House Bill 4105 empowers municipalities to hire “duly authorised traffic enforcement personnel.” CITATIONS IN TRAFFIC The photos from the automated red light and speed enforcement cameras will be used to examine and issue tickets by enforcement agents who are not police officers. The Senate approved the bill 17-6, and the House approved it 36-23.

FIREFIGHTERS: House Bill 4113 adds bladder and gynecologic malignancies to the list of cancers that state law now recognizes as occupational illnesses for firefighters. By a vote of 55 to 3 in the House and one to one in the Senate, it was approved.

House Bill 4114 mandates that members of school boards submit verified declarations of financial interests to the Oregon Government Ethics Commission.
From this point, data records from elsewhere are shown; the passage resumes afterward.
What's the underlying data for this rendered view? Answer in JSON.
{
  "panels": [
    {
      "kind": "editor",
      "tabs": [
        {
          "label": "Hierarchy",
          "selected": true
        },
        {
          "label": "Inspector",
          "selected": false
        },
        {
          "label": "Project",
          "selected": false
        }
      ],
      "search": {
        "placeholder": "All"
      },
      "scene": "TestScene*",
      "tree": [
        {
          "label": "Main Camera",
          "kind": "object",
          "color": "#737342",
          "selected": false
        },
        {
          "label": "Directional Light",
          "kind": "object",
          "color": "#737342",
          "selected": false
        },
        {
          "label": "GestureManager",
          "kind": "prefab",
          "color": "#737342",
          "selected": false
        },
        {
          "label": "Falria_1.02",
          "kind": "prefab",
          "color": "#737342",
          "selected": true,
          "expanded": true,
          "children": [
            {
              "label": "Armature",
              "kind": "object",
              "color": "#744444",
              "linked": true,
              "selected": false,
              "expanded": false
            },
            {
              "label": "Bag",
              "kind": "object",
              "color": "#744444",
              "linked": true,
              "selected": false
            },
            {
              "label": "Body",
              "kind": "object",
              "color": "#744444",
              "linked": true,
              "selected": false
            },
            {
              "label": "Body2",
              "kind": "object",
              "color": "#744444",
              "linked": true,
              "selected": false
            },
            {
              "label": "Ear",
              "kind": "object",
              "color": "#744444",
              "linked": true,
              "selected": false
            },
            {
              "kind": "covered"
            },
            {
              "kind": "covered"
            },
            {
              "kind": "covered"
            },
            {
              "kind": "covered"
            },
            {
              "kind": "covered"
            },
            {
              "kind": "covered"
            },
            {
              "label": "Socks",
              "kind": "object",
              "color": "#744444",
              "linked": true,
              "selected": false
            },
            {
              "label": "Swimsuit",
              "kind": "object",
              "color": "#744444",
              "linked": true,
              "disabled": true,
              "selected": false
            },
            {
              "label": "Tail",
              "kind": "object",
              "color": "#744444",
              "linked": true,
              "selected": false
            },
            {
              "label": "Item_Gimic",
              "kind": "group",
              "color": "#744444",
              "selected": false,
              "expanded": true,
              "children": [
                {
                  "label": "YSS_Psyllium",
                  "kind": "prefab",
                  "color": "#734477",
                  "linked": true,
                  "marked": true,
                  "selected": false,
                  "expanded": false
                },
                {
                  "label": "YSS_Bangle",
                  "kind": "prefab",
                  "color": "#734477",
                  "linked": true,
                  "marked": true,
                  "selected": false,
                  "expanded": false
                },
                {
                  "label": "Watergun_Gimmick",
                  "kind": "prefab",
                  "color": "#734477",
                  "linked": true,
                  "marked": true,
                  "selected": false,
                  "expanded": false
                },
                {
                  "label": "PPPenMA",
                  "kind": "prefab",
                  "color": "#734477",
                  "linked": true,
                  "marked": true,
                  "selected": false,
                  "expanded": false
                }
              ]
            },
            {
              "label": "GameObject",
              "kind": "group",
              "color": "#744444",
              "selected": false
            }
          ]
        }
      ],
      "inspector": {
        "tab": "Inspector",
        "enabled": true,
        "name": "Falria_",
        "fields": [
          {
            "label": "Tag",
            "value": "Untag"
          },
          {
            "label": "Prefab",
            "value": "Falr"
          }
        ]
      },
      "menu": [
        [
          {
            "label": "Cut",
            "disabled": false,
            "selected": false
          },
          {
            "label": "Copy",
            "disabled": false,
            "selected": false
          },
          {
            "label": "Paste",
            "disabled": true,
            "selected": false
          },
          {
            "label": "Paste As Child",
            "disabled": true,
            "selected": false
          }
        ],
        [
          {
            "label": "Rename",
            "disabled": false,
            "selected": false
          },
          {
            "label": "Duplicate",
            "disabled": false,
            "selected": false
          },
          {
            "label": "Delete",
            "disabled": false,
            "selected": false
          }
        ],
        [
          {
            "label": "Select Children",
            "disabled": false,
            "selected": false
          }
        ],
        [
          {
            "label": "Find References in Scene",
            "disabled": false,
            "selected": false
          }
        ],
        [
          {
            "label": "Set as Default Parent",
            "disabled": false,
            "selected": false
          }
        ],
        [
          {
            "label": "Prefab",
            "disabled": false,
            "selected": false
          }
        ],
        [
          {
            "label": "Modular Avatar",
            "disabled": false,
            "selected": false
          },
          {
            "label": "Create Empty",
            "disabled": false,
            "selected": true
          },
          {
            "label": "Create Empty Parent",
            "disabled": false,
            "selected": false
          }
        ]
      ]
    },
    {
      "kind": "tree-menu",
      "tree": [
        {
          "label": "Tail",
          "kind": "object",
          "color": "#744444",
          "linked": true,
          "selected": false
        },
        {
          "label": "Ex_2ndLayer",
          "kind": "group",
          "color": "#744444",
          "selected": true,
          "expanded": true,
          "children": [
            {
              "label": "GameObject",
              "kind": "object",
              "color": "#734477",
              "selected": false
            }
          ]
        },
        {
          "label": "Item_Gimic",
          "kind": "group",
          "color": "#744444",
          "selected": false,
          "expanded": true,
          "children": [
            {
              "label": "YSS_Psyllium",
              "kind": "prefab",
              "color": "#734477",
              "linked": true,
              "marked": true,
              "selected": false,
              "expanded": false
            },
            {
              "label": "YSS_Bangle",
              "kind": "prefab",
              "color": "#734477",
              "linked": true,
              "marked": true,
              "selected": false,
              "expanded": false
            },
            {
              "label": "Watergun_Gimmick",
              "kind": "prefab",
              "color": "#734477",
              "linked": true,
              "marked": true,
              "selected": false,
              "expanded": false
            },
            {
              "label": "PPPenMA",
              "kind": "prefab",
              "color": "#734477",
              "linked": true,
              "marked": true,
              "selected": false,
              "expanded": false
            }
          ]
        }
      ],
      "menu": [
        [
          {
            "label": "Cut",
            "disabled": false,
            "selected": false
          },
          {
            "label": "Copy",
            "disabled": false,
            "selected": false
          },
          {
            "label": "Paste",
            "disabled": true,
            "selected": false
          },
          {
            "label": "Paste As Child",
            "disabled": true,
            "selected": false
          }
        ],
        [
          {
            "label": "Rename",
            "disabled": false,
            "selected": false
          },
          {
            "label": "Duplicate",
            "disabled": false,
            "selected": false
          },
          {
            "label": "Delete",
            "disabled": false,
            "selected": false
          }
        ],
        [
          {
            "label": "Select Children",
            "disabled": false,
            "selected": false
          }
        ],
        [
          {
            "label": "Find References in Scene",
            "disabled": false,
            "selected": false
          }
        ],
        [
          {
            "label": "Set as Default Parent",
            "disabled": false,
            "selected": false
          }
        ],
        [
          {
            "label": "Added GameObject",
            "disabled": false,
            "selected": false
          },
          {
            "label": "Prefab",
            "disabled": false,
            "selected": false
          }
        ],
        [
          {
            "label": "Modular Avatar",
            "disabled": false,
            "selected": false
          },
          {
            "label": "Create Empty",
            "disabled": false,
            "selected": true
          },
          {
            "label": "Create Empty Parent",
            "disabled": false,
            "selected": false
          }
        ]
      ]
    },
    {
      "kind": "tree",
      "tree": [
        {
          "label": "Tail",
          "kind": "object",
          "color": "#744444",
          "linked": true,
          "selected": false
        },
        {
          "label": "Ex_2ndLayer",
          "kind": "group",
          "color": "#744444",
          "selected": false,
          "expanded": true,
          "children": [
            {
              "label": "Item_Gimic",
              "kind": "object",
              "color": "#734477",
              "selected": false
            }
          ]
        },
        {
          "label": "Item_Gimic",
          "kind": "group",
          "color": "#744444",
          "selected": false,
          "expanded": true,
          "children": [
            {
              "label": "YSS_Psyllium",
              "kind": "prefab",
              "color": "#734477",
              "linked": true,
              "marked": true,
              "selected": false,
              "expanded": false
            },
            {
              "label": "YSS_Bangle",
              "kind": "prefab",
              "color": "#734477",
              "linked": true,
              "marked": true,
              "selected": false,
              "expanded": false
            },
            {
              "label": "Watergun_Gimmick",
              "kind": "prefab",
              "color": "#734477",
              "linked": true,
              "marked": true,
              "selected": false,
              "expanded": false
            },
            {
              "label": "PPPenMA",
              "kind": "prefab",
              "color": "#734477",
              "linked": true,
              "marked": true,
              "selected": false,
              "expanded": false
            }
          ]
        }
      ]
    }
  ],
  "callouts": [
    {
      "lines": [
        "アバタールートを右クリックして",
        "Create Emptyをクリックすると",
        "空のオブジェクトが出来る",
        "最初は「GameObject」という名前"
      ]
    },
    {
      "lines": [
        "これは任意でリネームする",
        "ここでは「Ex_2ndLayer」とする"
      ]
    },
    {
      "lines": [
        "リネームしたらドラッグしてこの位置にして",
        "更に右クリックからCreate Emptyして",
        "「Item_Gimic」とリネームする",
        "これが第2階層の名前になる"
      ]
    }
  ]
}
Key information, such as sources of income, real estate holdings, and potential conflicts of interest, must be disclosed by public officials in their declarations of economic interest. The bill was approved by the Senate 23 to 3 and the House 41 to 16 respectively.

Education: House Bill 4124 mandates that the state education department examine the academic exams given to pupils by school districts and utilize the data to suggest and establish best practices for exams. It was approved by the Senate from 23 to 3 and the House from 49 to 10.